Saya sampai tempat tersebut sekitar jam tujuh. Terlalu pagi untuk mengunjungi sebuah kantor yang jam kerjanya baru mulai jam sembilan. Driver yang menjemput saya pun berinisiatif mengantarkan saya ke kantin yang ada di basement. “Sepatunya dilepas ya, Mbak. Hehehe….seperti di masjid.” kata bapak driver yang menjemput saya, sambil tersenyum, sesaat sebelum memasuki area kantin. Saya ikut tersenyum, lalu bergegas melepas sepatu sebelum menginjakkan kaki ke lantai kantin yang bersih dan dingin. “Menarik,” lagi-lagi hati saya berkomentar.
Setelah menunggu sekitar satu jam, kantin baru buka.

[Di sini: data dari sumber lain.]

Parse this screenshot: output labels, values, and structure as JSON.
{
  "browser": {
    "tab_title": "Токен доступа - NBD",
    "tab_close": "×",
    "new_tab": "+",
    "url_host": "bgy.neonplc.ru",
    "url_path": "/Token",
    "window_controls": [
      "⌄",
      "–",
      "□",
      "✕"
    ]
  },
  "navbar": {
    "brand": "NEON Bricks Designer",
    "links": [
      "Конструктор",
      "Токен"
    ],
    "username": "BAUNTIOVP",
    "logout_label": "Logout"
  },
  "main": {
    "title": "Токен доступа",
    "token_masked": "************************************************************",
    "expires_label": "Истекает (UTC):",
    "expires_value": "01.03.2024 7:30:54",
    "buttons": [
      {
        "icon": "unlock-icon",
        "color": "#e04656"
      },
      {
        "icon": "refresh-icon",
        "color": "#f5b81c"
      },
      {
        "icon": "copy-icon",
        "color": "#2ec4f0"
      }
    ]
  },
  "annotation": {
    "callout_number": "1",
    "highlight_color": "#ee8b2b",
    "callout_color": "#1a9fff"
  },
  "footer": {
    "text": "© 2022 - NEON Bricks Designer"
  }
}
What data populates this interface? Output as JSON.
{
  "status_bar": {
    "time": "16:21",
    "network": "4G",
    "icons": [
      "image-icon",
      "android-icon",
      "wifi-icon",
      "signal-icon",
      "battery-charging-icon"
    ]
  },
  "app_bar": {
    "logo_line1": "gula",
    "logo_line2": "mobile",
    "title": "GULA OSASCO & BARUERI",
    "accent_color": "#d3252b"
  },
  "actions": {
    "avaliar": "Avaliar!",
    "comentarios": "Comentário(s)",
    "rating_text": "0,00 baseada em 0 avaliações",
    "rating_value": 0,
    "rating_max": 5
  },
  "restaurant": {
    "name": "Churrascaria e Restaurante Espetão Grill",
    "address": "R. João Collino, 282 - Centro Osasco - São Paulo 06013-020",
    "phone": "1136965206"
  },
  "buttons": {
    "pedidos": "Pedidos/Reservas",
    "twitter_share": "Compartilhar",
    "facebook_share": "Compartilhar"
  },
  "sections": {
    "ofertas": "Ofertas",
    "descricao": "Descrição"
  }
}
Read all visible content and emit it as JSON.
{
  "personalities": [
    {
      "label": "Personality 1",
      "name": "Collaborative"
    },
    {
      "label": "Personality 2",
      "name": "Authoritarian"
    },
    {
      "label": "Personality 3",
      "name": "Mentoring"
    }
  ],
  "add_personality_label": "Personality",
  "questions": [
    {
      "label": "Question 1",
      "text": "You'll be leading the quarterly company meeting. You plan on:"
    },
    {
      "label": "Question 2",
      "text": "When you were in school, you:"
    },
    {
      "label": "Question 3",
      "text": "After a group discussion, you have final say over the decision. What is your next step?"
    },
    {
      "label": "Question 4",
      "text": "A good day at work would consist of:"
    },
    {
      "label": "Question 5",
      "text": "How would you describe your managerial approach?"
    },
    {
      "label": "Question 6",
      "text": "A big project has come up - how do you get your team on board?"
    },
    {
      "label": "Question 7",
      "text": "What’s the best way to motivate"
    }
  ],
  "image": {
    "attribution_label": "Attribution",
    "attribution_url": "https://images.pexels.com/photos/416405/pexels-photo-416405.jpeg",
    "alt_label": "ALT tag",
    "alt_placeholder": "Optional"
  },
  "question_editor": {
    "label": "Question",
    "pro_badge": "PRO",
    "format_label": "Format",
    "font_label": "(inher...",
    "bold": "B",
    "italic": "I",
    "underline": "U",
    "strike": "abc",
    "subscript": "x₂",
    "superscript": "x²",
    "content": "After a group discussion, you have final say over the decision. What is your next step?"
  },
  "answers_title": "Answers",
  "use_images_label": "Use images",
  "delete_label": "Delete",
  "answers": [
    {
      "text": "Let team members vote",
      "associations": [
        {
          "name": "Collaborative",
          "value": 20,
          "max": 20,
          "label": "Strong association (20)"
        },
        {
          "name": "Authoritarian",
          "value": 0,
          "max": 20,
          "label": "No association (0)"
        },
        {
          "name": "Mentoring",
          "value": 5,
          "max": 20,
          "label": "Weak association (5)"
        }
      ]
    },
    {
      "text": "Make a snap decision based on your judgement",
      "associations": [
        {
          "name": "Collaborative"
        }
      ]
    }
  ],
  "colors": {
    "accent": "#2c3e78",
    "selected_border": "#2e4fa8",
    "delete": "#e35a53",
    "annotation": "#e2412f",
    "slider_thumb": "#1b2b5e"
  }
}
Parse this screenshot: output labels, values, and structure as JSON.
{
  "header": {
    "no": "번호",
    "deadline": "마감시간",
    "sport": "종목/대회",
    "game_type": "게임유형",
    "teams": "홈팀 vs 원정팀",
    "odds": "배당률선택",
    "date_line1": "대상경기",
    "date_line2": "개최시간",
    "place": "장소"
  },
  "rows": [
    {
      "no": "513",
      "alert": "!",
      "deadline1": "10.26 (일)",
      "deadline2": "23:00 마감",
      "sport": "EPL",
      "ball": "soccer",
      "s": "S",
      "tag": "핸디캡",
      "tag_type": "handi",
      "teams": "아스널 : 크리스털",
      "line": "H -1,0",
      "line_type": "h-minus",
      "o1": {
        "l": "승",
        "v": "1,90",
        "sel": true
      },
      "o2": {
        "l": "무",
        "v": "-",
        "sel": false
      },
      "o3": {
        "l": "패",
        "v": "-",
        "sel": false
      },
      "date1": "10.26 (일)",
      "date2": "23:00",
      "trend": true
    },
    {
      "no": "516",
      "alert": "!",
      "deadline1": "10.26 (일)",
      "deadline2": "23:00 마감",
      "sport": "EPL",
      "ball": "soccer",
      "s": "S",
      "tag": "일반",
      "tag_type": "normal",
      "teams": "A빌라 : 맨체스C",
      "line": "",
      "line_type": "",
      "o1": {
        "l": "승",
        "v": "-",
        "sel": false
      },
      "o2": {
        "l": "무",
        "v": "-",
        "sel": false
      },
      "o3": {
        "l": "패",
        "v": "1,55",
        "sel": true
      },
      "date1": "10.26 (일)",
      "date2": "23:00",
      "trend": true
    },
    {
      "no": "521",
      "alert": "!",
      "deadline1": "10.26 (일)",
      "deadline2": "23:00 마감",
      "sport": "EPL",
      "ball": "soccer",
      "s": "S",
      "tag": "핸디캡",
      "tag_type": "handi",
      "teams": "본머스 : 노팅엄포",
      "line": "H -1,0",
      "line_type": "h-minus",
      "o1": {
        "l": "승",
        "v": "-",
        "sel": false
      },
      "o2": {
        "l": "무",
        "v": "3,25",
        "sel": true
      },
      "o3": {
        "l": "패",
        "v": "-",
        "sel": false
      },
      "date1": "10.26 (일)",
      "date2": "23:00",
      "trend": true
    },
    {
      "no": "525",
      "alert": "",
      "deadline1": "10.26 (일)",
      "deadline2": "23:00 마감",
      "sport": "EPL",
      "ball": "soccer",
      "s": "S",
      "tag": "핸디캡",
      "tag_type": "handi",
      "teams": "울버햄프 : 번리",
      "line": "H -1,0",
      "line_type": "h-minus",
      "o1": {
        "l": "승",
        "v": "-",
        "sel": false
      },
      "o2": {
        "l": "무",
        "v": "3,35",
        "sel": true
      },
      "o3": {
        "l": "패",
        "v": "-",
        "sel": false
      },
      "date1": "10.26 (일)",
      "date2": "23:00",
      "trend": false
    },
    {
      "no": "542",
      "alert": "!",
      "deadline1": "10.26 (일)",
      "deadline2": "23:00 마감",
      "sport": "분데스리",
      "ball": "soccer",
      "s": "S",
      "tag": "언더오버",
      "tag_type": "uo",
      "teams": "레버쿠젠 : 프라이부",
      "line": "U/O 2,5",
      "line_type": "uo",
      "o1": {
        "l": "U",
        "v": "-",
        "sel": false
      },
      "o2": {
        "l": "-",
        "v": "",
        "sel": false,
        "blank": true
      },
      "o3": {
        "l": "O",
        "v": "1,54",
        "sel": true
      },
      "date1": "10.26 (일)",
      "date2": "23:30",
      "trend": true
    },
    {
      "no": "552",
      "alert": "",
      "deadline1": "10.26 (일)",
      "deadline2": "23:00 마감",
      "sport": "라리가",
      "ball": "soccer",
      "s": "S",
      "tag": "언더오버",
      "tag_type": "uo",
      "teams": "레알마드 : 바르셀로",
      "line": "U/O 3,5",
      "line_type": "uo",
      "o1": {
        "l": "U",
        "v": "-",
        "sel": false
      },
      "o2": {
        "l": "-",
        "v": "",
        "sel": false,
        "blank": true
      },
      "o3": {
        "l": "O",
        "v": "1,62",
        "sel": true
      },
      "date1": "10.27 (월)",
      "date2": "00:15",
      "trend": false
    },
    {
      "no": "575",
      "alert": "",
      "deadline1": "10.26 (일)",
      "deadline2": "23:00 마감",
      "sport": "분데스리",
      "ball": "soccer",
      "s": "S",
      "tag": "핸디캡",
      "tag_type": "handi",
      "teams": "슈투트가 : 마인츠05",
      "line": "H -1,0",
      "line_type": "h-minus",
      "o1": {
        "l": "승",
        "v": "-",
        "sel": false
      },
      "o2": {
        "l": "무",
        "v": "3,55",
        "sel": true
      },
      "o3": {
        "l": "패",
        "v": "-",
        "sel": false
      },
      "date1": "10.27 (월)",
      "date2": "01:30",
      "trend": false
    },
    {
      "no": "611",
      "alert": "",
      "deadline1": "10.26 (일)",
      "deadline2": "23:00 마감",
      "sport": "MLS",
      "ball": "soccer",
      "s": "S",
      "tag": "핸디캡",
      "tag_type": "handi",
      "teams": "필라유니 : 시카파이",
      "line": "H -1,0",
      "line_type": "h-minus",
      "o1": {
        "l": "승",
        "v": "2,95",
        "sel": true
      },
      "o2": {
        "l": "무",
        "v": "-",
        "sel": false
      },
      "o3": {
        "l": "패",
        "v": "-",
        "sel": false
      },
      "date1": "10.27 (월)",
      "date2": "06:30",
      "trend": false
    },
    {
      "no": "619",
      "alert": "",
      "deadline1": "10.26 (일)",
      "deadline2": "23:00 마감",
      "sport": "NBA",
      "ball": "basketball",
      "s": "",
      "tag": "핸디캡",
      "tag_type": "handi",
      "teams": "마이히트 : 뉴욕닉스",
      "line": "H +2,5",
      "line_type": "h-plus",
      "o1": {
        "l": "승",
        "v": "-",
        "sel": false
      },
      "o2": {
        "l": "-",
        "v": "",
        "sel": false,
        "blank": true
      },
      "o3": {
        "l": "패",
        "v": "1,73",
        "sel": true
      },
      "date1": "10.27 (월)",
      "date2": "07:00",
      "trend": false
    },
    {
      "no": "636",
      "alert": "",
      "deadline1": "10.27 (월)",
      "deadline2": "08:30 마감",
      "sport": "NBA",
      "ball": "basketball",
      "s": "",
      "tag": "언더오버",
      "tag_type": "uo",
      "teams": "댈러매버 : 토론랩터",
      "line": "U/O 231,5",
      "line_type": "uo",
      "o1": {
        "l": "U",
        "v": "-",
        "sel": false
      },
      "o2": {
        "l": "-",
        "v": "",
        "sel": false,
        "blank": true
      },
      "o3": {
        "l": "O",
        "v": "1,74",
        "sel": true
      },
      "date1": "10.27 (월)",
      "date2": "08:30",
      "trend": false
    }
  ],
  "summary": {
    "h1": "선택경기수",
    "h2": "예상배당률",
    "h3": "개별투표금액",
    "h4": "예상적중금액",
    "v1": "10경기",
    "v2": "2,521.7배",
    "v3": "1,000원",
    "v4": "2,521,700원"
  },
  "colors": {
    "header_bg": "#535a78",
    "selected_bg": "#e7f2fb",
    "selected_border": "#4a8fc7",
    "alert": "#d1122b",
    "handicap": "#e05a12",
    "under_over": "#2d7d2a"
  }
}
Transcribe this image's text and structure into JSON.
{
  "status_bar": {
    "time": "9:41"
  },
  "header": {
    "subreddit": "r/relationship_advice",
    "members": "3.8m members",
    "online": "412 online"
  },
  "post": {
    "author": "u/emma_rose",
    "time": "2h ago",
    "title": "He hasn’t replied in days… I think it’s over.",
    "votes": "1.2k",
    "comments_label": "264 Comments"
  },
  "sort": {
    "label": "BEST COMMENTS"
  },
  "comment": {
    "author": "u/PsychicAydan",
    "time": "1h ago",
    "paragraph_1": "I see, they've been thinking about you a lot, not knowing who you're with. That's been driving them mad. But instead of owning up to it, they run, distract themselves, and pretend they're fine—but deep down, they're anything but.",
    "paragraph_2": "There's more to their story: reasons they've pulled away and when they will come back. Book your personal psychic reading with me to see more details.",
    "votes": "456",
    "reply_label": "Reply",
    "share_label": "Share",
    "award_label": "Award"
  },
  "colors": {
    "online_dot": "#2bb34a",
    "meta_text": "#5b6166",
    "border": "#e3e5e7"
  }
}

Menu yang terhidang baru ada mie dan bihun goreng, serta air lemon. Entah kenapa saya teringat menu sarapan saya di sebuah warung makan pinggir jalan di kawasan Chinatown, Singapore, beberapa waktu lalu. Bihun goreng dan air lemon, perpaduan yang cukup ‘unik’ bagi lidah jawa saya yang terbiasa minum teh panas saat sarapan.
“Mbak, berapa?” kata saya di depan kasir sambil membuka dompet, setelah menghabiskan seporsi bihun goreng. Beruntung, sebelum satu kata pun keluar dari mulut mbak-mbak manis penjaga kasir, mata saya tak sengaja membaca sebuah tulisan yang tertempel di dinding, “Piring & gelas bekas makan harap dicuci sendiri”. Saya sebenarnya lupa, tulisan persisnya seperti apa. Tapi saya ingat betul, dengan sedikit malu saya bergegas mengambil piring & gelas di atas meja bekas saya makan, lalu menuju tempat pencucian peralatan makan.
Seingat saya, ini adalah tempat makan pertama saya di Indonesia yang meminta pembeli membersihkan sendiri bekas makannya. Biasanya, pembeli meninggalkan piring dan gelas kotor di atas meja begitu saja, lengkap dengan sampah makanan dan saos yang berceceran di atas meja. Jangankan di tempat makan yang kita memang bayar, seringkali saat makan di kantor atau di rumah, kita dengan santai meninggalkan piring dan gelas kotor di meja, lalu menyuruh OB atau asisten rumah tangga untuk membersihkannya. Saya jadi ingat, dulu saat masih kuliah di Yogyakarta, saya pernah tinggal di sebuah kos putri yang mayoritas penghuninya cukup malas untuk mencuci piring. Peralatan masak/ makan bekas seringkali ditinggal begitu saja di tempat cuci piring, berhari-hari sampai berjamur. Beberapa kali saya mencuci peralatan makan kotor yang entah-milik-siapa itu, dan perilaku pemiliknya tak jua berubah.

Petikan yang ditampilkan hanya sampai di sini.